Spurgeon is best known for her book “Shakespeare's Imagery and what it tells us”, published in 1935 by Cambridge University Press , which was created after ten years of preparation and in which she examines in detail the use of visual metaphors in Shakespeare's plays and draws conclusions about his biography and person seeks to pull. According to her, they point to a rural background and not to an academic or courtly environment. This part of her investigation had also been the subject of criticism that she would naively exaggerate these conclusions; Sometimes people also scoffed at reading the image of a Victorian gentleman into Shakespeare . Spurgeon shows how individual dramas are dominated by certain pictorial motifs and also highlights clear differences in the use of metaphors to authors such as Christopher Marlowe , Ben Jonson and Francis Bacon (who was the subject of the William Shakespeare authorship debate in the 19th century ).

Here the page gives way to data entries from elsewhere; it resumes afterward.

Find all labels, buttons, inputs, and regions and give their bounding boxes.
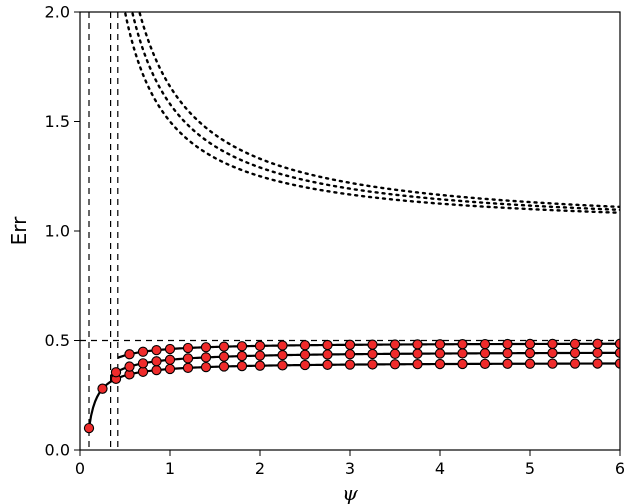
data-marker xyxy=(548,339,557,348)
data-marker xyxy=(152,366,161,375)
data-marker xyxy=(413,340,422,349)
data-marker xyxy=(345,350,354,359)
data-marker xyxy=(138,367,147,376)
data-marker xyxy=(480,349,489,358)
data-marker xyxy=(183,363,192,372)
data-marker xyxy=(152,357,161,366)
data-marker xyxy=(219,342,228,351)
xtick-label: 0 xyxy=(75,459,85,478)
xtick-label: 5 xyxy=(525,459,535,478)
data-marker xyxy=(368,340,377,349)
data-marker xyxy=(435,359,444,368)
data-marker xyxy=(503,339,512,348)
data-marker xyxy=(435,349,444,358)
data-marker xyxy=(570,359,579,368)
data-marker xyxy=(548,359,557,368)
data-marker xyxy=(152,346,161,355)
data-marker xyxy=(278,341,287,350)
data-marker xyxy=(548,348,557,357)
data-marker xyxy=(278,351,287,360)
data-marker xyxy=(183,343,192,352)
data-marker xyxy=(300,360,309,369)
x-axis-label: ψ xyxy=(342,481,358,504)
chart-svg: 0 1 2 3 4 5 6 0.0 0.5 1.0 1.5 2.0 ψ Err xyxy=(0,0,640,504)
data-marker xyxy=(570,339,579,348)
data-marker xyxy=(201,343,210,352)
data-marker xyxy=(480,340,489,349)
data-marker xyxy=(111,368,120,377)
data-marker xyxy=(345,340,354,349)
data-marker xyxy=(237,361,246,370)
data-marker xyxy=(237,351,246,360)
data-marker xyxy=(390,349,399,358)
data-marker xyxy=(165,355,174,364)
data-marker xyxy=(593,359,602,368)
ytick-label: 1.0 xyxy=(45,222,70,241)
error-vs-psi-chart: 0 1 2 3 4 5 6 0.0 0.5 1.0 1.5 2.0 ψ Err xyxy=(0,0,640,504)
data-marker xyxy=(593,339,602,348)
data-marker xyxy=(201,353,210,362)
data-marker xyxy=(435,340,444,349)
ytick-label: 1.5 xyxy=(45,112,70,131)
data-marker xyxy=(255,361,264,370)
data-marker xyxy=(125,350,134,359)
data-marker xyxy=(570,348,579,357)
data-marker xyxy=(98,384,107,393)
data-marker xyxy=(458,359,467,368)
data-marker xyxy=(219,362,228,371)
data-marker xyxy=(458,340,467,349)
data-marker xyxy=(368,360,377,369)
data-marker xyxy=(138,359,147,368)
data-marker xyxy=(237,342,246,351)
data-marker xyxy=(525,339,534,348)
data-marker xyxy=(390,360,399,369)
xtick-label: 4 xyxy=(435,459,445,478)
ytick-label: 2.0 xyxy=(45,3,70,22)
data-marker xyxy=(300,350,309,359)
data-marker xyxy=(323,360,332,369)
data-marker xyxy=(165,364,174,373)
ytick-label: 0.0 xyxy=(45,441,70,460)
data-marker xyxy=(323,340,332,349)
xtick-label: 6 xyxy=(615,459,625,478)
data-marker xyxy=(201,362,210,371)
data-marker xyxy=(84,424,93,433)
data-marker xyxy=(255,341,264,350)
ytick-label: 0.5 xyxy=(45,331,70,350)
data-marker xyxy=(125,362,134,371)
data-marker xyxy=(525,349,534,358)
data-marker xyxy=(413,360,422,369)
y-axis-label: Err xyxy=(7,216,31,246)
data-marker xyxy=(390,340,399,349)
data-marker xyxy=(138,347,147,356)
data-marker xyxy=(480,359,489,368)
data-marker xyxy=(278,361,287,370)
data-marker xyxy=(165,344,174,353)
data-marker xyxy=(503,349,512,358)
data-marker xyxy=(219,352,228,361)
data-marker xyxy=(345,360,354,369)
data-marker xyxy=(183,354,192,363)
data-marker xyxy=(255,351,264,360)
data-marker xyxy=(323,350,332,359)
xtick-label: 1 xyxy=(165,459,175,478)
xtick-label: 3 xyxy=(345,459,355,478)
data-marker xyxy=(300,341,309,350)
data-marker xyxy=(503,359,512,368)
data-marker xyxy=(413,349,422,358)
data-marker xyxy=(458,349,467,358)
xtick-label: 2 xyxy=(255,459,265,478)
chart-background xyxy=(0,0,640,504)
data-marker xyxy=(525,359,534,368)
data-marker xyxy=(593,348,602,357)
data-marker xyxy=(368,349,377,358)
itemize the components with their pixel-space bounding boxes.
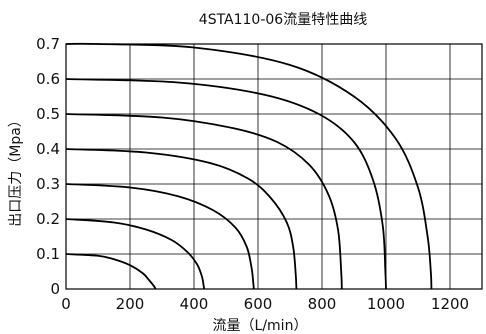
y-tick-label: 0.7: [36, 35, 60, 53]
x-tick-label: 1200: [431, 295, 469, 313]
y-tick-label: 0.2: [36, 210, 60, 228]
grid: [66, 44, 482, 289]
x-tick-label: 600: [244, 295, 273, 313]
x-tick-label: 400: [180, 295, 209, 313]
series-line-6: [65, 78, 387, 290]
x-axis-title: 流量（L/min）: [213, 318, 308, 334]
y-tick-label: 0.4: [36, 140, 60, 158]
series-line-1: [65, 253, 157, 290]
series-line-3: [65, 183, 255, 290]
x-tick-label: 200: [116, 295, 145, 313]
x-tick-labels: 0 200 400 600 800 1000 1200: [61, 295, 469, 313]
series-line-2: [65, 218, 206, 290]
x-tick-label: 1000: [367, 295, 405, 313]
y-tick-labels: 0 0.1 0.2 0.3 0.4 0.5 0.6 0.7: [36, 35, 60, 298]
y-tick-label: 0.6: [36, 70, 60, 88]
x-tick-label: 800: [308, 295, 337, 313]
y-axis-title: 出口压力（Mpa）: [8, 113, 24, 227]
series-line-5: [65, 113, 343, 290]
y-tick-label: 0: [50, 280, 60, 298]
x-tick-label: 0: [61, 295, 71, 313]
y-tick-label: 0.1: [36, 245, 60, 263]
series-line-7: [65, 42, 433, 290]
series-line-4: [65, 148, 298, 290]
y-tick-label: 0.5: [36, 105, 60, 123]
series-group: [65, 42, 433, 290]
chart-title: 4STA110-06流量特性曲线: [199, 12, 367, 28]
plot-frame: [65, 43, 483, 290]
y-tick-label: 0.3: [36, 175, 60, 193]
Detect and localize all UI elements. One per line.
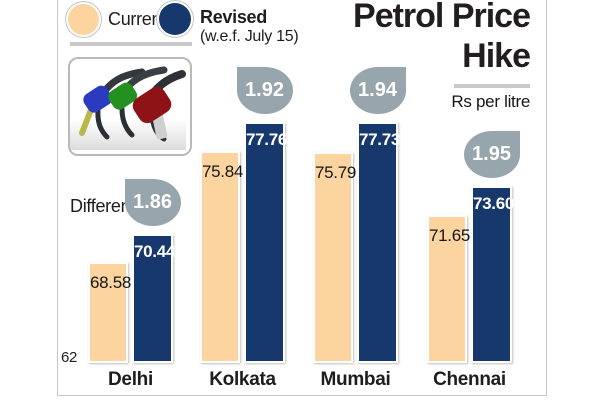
current-bar-delhi: 68.58 — [88, 262, 132, 363]
revised-bar-mumbai: 77.73 — [357, 122, 401, 363]
current-value-label: 75.84 — [202, 162, 244, 182]
current-bar-chennai: 71.65 — [427, 215, 471, 363]
current-legend-label: Current — [108, 9, 166, 29]
title-divider — [454, 84, 530, 88]
current-legend-swatch — [68, 4, 99, 35]
city-label-kolkata: Kolkata — [209, 369, 276, 390]
current-value-label: 71.65 — [429, 226, 471, 246]
revised-legend-swatch — [159, 3, 191, 35]
city-label-delhi: Delhi — [108, 369, 153, 390]
revised-bar-kolkata: 77.76 — [244, 121, 288, 363]
page-title-line1: Petrol Price — [353, 0, 531, 35]
title-block: Petrol Price Hike Rs per litre — [353, 0, 531, 112]
baseline-value: 62 — [61, 349, 78, 366]
current-value-label: 68.58 — [90, 273, 132, 293]
revised-value-label: 77.76 — [246, 129, 288, 149]
petrol-nozzles-illustration — [70, 66, 186, 150]
difference-value: 1.94 — [358, 79, 397, 102]
chart-frame — [57, 0, 547, 396]
current-bar-mumbai: 75.79 — [313, 152, 357, 363]
difference-droplet-delhi: 1.86 — [124, 178, 181, 226]
revised-bar-chennai: 73.60 — [471, 185, 515, 363]
city-label-mumbai: Mumbai — [320, 369, 391, 390]
page-title-line2: Hike — [462, 37, 531, 75]
revised-value-label: 77.73 — [359, 130, 401, 150]
revised-bar-delhi: 70.44 — [132, 233, 176, 363]
difference-droplet-kolkata: 1.92 — [236, 66, 293, 114]
difference-droplet-chennai: 1.95 — [463, 130, 520, 178]
city-label-chennai: Chennai — [433, 369, 506, 390]
current-value-label: 75.79 — [315, 163, 357, 182]
unit-label: Rs per litre — [451, 92, 530, 111]
current-bar-kolkata: 75.84 — [200, 151, 244, 363]
revised-value-label: 70.44 — [134, 241, 176, 261]
revised-effective-date-note: (w.e.f. July 15) — [200, 28, 299, 45]
difference-droplet-mumbai: 1.94 — [349, 67, 406, 115]
difference-value: 1.92 — [245, 78, 284, 101]
legend-divider — [70, 42, 192, 46]
revised-value-label: 73.60 — [473, 193, 515, 213]
revised-legend-label: Revised — [200, 7, 267, 27]
petrol-nozzles-image — [68, 57, 192, 156]
difference-value: 1.95 — [472, 142, 511, 165]
difference-value: 1.86 — [133, 190, 172, 213]
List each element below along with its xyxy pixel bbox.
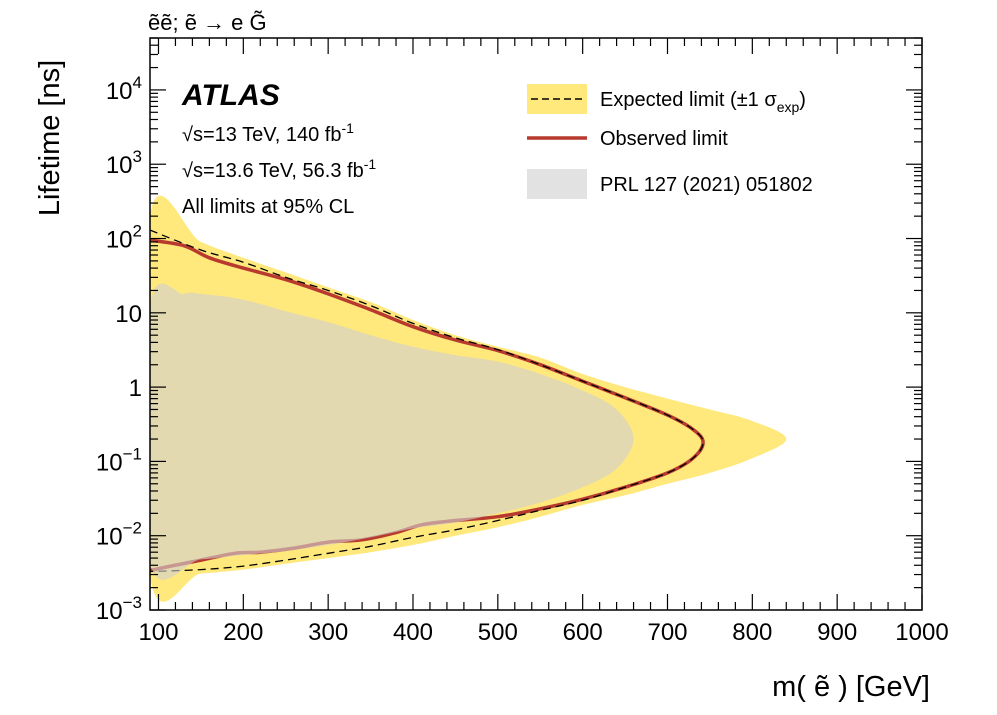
previous-result-area: [150, 283, 634, 580]
x-tick-label: 900: [817, 619, 857, 646]
x-tick-label: 300: [308, 619, 348, 646]
x-tick-label: 200: [223, 619, 263, 646]
legend-observed-label: Observed limit: [600, 128, 728, 150]
x-axis-label: m( ẽ ) [GeV]: [772, 671, 930, 703]
legend: Expected limit (±1 σexp) Observed limit …: [527, 84, 813, 199]
x-tick-label: 600: [563, 619, 603, 646]
lumi-line-2: √s=13.6 TeV, 56.3 fb-1: [182, 156, 376, 182]
y-tick-label: 10−3: [96, 593, 142, 625]
x-tick-label: 800: [732, 619, 772, 646]
y-tick-label: 102: [106, 222, 142, 254]
x-tick-label: 100: [138, 619, 178, 646]
lumi-text-1: =13 TeV, 140 fb: [203, 124, 341, 146]
process-label: ẽẽ; ẽ → e G̃: [148, 10, 267, 35]
y-tick-label: 1: [129, 375, 142, 402]
legend-previous-label: PRL 127 (2021) 051802: [600, 174, 813, 196]
y-tick-label: 10−2: [96, 519, 142, 551]
legend-expected-sub: exp: [777, 99, 800, 115]
x-tick-label: 500: [478, 619, 518, 646]
expected-limit-line: [150, 229, 704, 573]
lumi-text-2: =13.6 TeV, 56.3 fb: [203, 160, 364, 182]
legend-expected-close: ): [799, 89, 806, 111]
y-tick-label: 104: [106, 73, 142, 105]
cl-note: All limits at 95% CL: [182, 196, 354, 218]
sqrt-s-2: √s: [182, 160, 203, 182]
lumi-line-1: √s=13 TeV, 140 fb-1: [182, 120, 354, 146]
x-tick-label: 1000: [895, 619, 948, 646]
legend-expected-main: Expected limit (±1 σ: [600, 89, 777, 111]
sqrt-s-1: √s: [182, 124, 203, 146]
x-tick-label: 700: [647, 619, 687, 646]
y-tick-label: 10: [115, 301, 142, 328]
lumi-sup-1: -1: [341, 120, 354, 136]
legend-previous-swatch: [527, 169, 587, 199]
legend-expected-label: Expected limit (±1 σexp): [600, 89, 806, 115]
y-axis-label: Lifetime [ns]: [34, 60, 66, 216]
lumi-sup-2: -1: [364, 156, 377, 172]
x-tick-label: 400: [393, 619, 433, 646]
y-tick-label: 103: [106, 147, 142, 179]
y-tick-label: 10−1: [96, 444, 142, 476]
atlas-label: ATLAS: [181, 79, 280, 112]
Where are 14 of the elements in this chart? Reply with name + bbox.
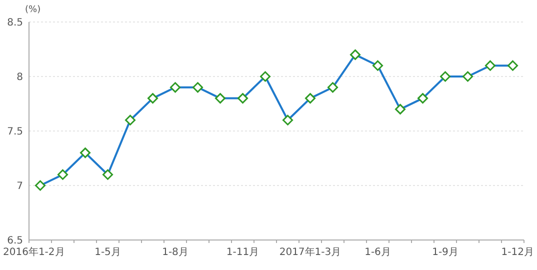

From 1920 to 1921, Spurgeon was the first female president of the International Federation of University Women , which she founded with Gildersleeve.

Signature 1929

Fonts

  • Mein Arbeitsweg (1929), in: Elga Kern (Ed.): Leading Women in Europe , Munich 1999 [1928], pp. 88–92

Web links

Sources and Notes

  1. At that time women were not allowed to study in Oxford
  2. ^ A college for women. The University of London was one of the first in England where women could study.
  3. Who was Virginia Gildersleeve? . IFUW. Archived from the original on October 24, 2013. Info: The archive link was inserted automatically and has not yet been checked. Please check the original and archive link according to the instructions and then remove this notice. Retrieved May 23, 2013. @1@ 2Template: Webachiv / IABot / www.ifuw.org
  4. She is known for drafting the preamble to the United Nations as the only female member of the US delegation in San Francisco in 1945 . Thanks for the campaign support from Roosevelt.
  5. She previously published "Leading motives in the imagery of Shakespeares tragedies", London 1930 and "Shakespeare's iterative imagery", London 1931
  6. ^ Rene Wellek: "History of literary criticism 1750-1950", de Gruyter Verlag, vol. 4, p. 160.